The Instrumental Liberation Front: A Manifesto
By Ron Davis (Instrumental Musician)
Instrumental music has gone missing. I’m not sure if it’s been abducted, suppressed or shrouded in a dark veil of neglect, but it’s become nearly invisible. Or rather, inaudible.
On the radio (with the rare exception of such mainstays as JazzFM). On the Internet. Certainly on television, where it used to have a constant presence. In old media. In new. It’s gone. Instrumental music is gone, or just about. Words and music, yes. Music alone, no. Text plus music, check. Music sans text, negative.
Instrumental music needs to be liberated. It needs to restored. Restored to its rightful place on culture’s stages.
We who love music need to make this happen. We must help carve a path of return for the many great instrumentalists alive today. For the jazzers. The classical musicians. The fingerpickers. The bluegrass guys. The composers. The arrangers. For them whose voice is a collection of notes. For all the musicians in all styles of instrumental music.
We need to liberate instrumental music. We need an Instrumental Liberation Front.
The history of western music is the history of the instrumental coexisting in harmony (ahem) with the vocal. A Beethoven symphony, a Verdi opera. A Scott Joplin rag, a Stephen Foster tune. Billie Holiday Strange Fruit, Duke Ellington Isfahan. The Beatles’ Let It Be, Herbie Hancock’s Watermelon Man.
This instrumental-vocal coexistence ran right up until the 1980’s. Before then, you could rely on finding instrumental tunes on the charts: Wipeout, Baby Elephant Walk, The Homecoming, even the much maligned Popcorn.
But then… commercial, Top 40, focus group-based, metric driven Command-and-Control McMusic started squeezing out instrumental music. There was more marketing juice in personalities than in notes. The musician was subordinated to the person (although we all know the artist is not the person). The music was subordinated to the text.
Consequence: popular music is now all vocal. No more instrumental. Scan the top playlists and charts: nada instrumentala.
What have we lost? Whole swaths of music styles and stylists. Deeply talented musicians who cannot make a living. Great players who have mastered their craft, but have no means to sustain themselves. Yesterday’s brilliant pianist is today’s divorce lawyer.
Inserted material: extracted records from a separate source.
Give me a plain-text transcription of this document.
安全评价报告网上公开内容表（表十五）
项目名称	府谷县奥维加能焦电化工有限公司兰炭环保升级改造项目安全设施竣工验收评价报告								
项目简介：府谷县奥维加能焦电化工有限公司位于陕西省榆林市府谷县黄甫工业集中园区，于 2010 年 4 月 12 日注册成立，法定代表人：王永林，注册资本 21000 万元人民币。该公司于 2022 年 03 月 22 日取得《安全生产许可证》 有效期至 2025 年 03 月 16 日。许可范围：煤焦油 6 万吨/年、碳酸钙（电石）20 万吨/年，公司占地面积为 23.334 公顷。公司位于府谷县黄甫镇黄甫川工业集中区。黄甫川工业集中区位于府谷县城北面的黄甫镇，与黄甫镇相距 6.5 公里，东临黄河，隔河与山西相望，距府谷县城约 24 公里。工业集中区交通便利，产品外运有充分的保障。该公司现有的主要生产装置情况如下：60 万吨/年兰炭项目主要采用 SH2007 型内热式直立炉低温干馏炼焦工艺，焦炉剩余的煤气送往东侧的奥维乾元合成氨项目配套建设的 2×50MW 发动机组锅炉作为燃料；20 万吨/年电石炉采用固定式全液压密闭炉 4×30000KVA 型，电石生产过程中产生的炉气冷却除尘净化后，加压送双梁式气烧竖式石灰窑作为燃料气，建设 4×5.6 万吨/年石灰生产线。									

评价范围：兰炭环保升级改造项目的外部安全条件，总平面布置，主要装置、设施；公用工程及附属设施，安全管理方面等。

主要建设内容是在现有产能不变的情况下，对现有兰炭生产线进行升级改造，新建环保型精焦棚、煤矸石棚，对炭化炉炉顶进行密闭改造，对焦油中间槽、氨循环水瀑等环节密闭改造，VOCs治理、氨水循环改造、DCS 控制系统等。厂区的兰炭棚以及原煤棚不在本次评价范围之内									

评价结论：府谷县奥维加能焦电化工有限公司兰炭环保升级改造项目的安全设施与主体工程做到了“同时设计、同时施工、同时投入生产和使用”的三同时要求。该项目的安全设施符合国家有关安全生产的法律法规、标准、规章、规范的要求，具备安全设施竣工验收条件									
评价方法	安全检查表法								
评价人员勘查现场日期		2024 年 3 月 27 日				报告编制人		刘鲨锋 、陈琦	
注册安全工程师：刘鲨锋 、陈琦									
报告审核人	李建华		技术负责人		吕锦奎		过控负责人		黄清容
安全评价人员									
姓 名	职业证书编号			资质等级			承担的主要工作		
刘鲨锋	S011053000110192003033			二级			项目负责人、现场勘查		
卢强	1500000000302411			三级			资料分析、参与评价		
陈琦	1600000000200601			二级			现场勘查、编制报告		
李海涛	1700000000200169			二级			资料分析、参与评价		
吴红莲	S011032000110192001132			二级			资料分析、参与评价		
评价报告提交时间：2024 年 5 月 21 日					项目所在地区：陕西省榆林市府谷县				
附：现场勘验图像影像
Not that there’s anything wrong with being a divorce lawyer. But, for crikey’s sake, if the world can expend so much energy in saving the Spotted Owl (Strix occidentalis), can it not step up for the instrumental musician (Melodious problematicus)?
Now, I’m not a disinterested advocate. I have skin in the game. I’m a jazz pianist. I don’t sing. I don’t write lyrics. If I want to wax lyrical, it’s via the notes on the keyboard.
But when I talk to colleagues who were active in the 60s and 70s, I am stunned by how much the level of engagement with jazz has diminished. Those guys were working all the time. My colleagues and I today are lucky to work a few times a week.
And it’s not that the music is any less great. In some ways, it’s never been better. Thanks to devoted operations like JazzFM, you can hear the stuff out there. It’s fabulous. Mike Downes, Tania Gill, Robi Botos, Lina Alemano… superb instrumentalists and composers, all.
Jazz players and fans do have to take some of the responsibility for the reduced attention we are getting. Jazz may have become too hermetic. Too specialized. Too heady.
But that’s not the root cause of current neglect. Classical, bluegrass, percussion and other instrumental forms are experiencing the same cricket-noises.
No. The musicians and the music do not bear the greater part of the blame. The music industry does. It has succeeded in marginalizing instrumental music. It has made no room for the new Charlie Parkers, David Sanborns, Ida Haendels, and Glenn Goulds.
This must change. Instrumental music must be allowed to graze again in the open minds of the public’s ears. We need to free instrumental music.
We need the Instrumental Music Liberation Front.